Петербург сегодня, до последнего терзаясь между летом и осенью, беспощадно выбрал второе, но спустя мокрые текучие часы времени даже холод было трудно заметить. Чёрная смерть исчезла, каким-то чудом разминувшись с девочкой, что на роскошной машине, подаренной уважаемым папочкой, чуть ли не влетела от ужаса в здание горящего банка. Оставила после себя дождь, мокрые купюры и страшный человеческий муравейник, дерущийся за их остатки, словно звери. Где-то засвистели кулаки, треснули чьи-то челюсти. Таксист отказался подъезжать слишком близко, и остаток пути, как сейчас помня, Олег прорывался бегом, сквозь злобную счастливую толпу, куда-то к зданию, где от Чумного Доктора остались лишь языки пламени, запах горелого мяса и злое восхищение людей. Хмурые пожарные, чья работа в последнее время стала сложнее в несколько раз, отчаянно затыкали огонь при каждой попытке вырваться наружу, а один из них, крепко держа за оба плеча, не пускал в здание слишком, до ужаса знакомую шестнадцатилетнюю девочку. Не подумав, Олег бросился следом, как можно ближе, и только тогда осознал то, насколько же на Майю было страшно смотреть. Чудом избежав смерти и не догадываясь об этом даже краем своей головы, она колотила пожарного руками и ногами, захлёбываясь слезами жгучего, несправедливого ужаса. Так звучит настоящая паника.

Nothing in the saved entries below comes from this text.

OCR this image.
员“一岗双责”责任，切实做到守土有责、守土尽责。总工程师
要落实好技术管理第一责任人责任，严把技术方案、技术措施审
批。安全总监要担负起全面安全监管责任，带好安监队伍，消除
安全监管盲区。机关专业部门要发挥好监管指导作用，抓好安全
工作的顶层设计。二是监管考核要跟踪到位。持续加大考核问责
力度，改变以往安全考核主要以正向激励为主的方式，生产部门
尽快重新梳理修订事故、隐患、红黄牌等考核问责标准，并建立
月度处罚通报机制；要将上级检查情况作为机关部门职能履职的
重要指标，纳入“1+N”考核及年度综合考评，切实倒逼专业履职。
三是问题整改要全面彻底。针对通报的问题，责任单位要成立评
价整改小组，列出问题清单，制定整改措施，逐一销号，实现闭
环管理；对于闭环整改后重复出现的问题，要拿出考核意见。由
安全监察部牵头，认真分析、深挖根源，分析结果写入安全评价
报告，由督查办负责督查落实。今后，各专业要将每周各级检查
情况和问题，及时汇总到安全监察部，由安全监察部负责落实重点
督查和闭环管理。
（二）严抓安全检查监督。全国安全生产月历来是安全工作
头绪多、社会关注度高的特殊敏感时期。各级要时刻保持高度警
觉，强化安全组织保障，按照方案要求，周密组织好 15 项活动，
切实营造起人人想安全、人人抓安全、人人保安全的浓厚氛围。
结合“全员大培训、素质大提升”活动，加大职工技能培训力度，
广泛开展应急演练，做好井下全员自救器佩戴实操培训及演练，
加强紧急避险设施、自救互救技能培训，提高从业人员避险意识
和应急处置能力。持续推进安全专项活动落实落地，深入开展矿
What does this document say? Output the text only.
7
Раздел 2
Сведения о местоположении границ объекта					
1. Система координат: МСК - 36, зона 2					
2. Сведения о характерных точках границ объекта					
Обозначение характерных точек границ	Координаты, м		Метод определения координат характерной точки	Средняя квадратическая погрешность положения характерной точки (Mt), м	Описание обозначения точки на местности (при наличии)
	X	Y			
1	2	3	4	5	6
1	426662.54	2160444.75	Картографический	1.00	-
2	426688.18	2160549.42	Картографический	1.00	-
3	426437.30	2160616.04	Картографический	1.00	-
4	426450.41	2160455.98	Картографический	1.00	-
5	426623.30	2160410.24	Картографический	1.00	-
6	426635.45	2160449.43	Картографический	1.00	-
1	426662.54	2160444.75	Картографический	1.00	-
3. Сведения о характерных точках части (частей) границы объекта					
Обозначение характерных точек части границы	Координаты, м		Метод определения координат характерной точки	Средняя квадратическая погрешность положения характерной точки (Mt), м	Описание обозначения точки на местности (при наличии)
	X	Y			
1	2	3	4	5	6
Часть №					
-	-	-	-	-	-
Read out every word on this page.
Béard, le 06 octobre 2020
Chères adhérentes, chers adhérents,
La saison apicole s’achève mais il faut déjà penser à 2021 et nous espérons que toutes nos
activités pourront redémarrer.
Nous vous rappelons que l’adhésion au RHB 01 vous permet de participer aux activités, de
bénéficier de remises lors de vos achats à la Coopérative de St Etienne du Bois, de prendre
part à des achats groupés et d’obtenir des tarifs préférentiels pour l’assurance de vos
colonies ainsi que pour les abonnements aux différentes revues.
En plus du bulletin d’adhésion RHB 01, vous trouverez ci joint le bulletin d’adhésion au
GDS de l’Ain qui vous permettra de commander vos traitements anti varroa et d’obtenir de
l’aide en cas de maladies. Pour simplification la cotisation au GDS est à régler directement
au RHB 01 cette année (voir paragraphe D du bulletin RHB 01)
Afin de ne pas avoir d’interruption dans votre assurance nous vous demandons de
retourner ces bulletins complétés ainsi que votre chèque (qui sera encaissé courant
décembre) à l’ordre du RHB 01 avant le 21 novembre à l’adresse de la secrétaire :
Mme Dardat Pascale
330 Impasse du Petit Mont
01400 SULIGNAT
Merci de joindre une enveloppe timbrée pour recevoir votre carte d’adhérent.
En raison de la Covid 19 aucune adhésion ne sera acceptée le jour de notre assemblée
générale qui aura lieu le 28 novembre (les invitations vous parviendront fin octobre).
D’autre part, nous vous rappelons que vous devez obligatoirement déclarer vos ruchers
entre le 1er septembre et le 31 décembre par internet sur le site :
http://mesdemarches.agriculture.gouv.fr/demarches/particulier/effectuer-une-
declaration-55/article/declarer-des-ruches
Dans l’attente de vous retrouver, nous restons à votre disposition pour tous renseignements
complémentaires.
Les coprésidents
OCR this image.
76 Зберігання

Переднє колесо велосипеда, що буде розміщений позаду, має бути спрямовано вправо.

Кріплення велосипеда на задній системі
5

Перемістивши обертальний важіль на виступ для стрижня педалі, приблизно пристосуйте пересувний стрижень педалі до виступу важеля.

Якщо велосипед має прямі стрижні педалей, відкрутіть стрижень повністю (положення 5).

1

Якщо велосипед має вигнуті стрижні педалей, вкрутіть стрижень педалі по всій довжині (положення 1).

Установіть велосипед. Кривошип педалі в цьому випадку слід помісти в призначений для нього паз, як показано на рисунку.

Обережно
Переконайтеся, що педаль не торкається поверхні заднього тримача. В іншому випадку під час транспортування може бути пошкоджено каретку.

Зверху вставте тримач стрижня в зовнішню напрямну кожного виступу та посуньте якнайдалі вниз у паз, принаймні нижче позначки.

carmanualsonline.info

— Пусти! Пусти, сволочь, пусти, там Оля! Там же Оля, она же умрёт там одна! Почему вы не спасаете Олю? — голос, обычно такой потешно капризный, деланный, ребяческий, сейчас надрывался в кошмарном неверии. Очевидно, она отказывалась принимать то, что произошло на трансляции. Не понимала до конца, и разве можно в этом хоть кого-нибудь винить? Дождь смешивал всё в одну кошмарную смазанную картинку, когда Олег, перехватив девочку под обе руки, обрушил поневоле всё её отчаяние на себя. Накрепко прижатая к куртке от спортивного костюма обеими руками, Майя лупила его кулаками в грудь, вырывалась и даже не могла сосредоточить взгляд. Раскалённая, красно-розовая на лицо, заплаканная и теряющая дыхание, Светлова постепенно выдыхалась, а силы к сопротивлению заканчивались сами собой. Она дрожала каждой клеточкой, бросая торопливые взгляды на то, как огонь постепенно затихает, а где-то вдали начинают гудеть полицейские сирены. Красно-синие огни охватили улицу, разгоняя остатки человеческой массы, ползающей по полу с обрывками денег, кордоны и жёлтые ленты оцепили всё вокруг, не впуская и не выпуская ничто и никого. Часы казались минутами, вокруг суетились криминалисты, коронеры и простые ребята при погонах. Ливень, пусть и постепенно сходящий на нет, мучил их всех, делая зрелище ещё более безрадостным. Мысли в голове Олега отказывались собираться вместе, хоть как-нибудь срабатывать. Ещё совсем недавно эта женщина, выставив порезче свои акульи зубы, огрызалась на него в попытках уличить в приставаниях к сестрёнке. И что теперь? Теперь эта сестрёнка, сводимая дрожью, кое-как сидела рядом с ним на ближайшем поребрике, пригреваясь чужой курткой, и тряслась от зубодробительного горя, что сковал по рукам и ногам. Слёзы смешивались с дождевыми каплями и падали на мостовую, мешали дышать, заставляли захлёбываться в неверии. Всё не по-настоящему, нет, ничего с Олей не случилось, это всё чья-то ужасная злая шутка.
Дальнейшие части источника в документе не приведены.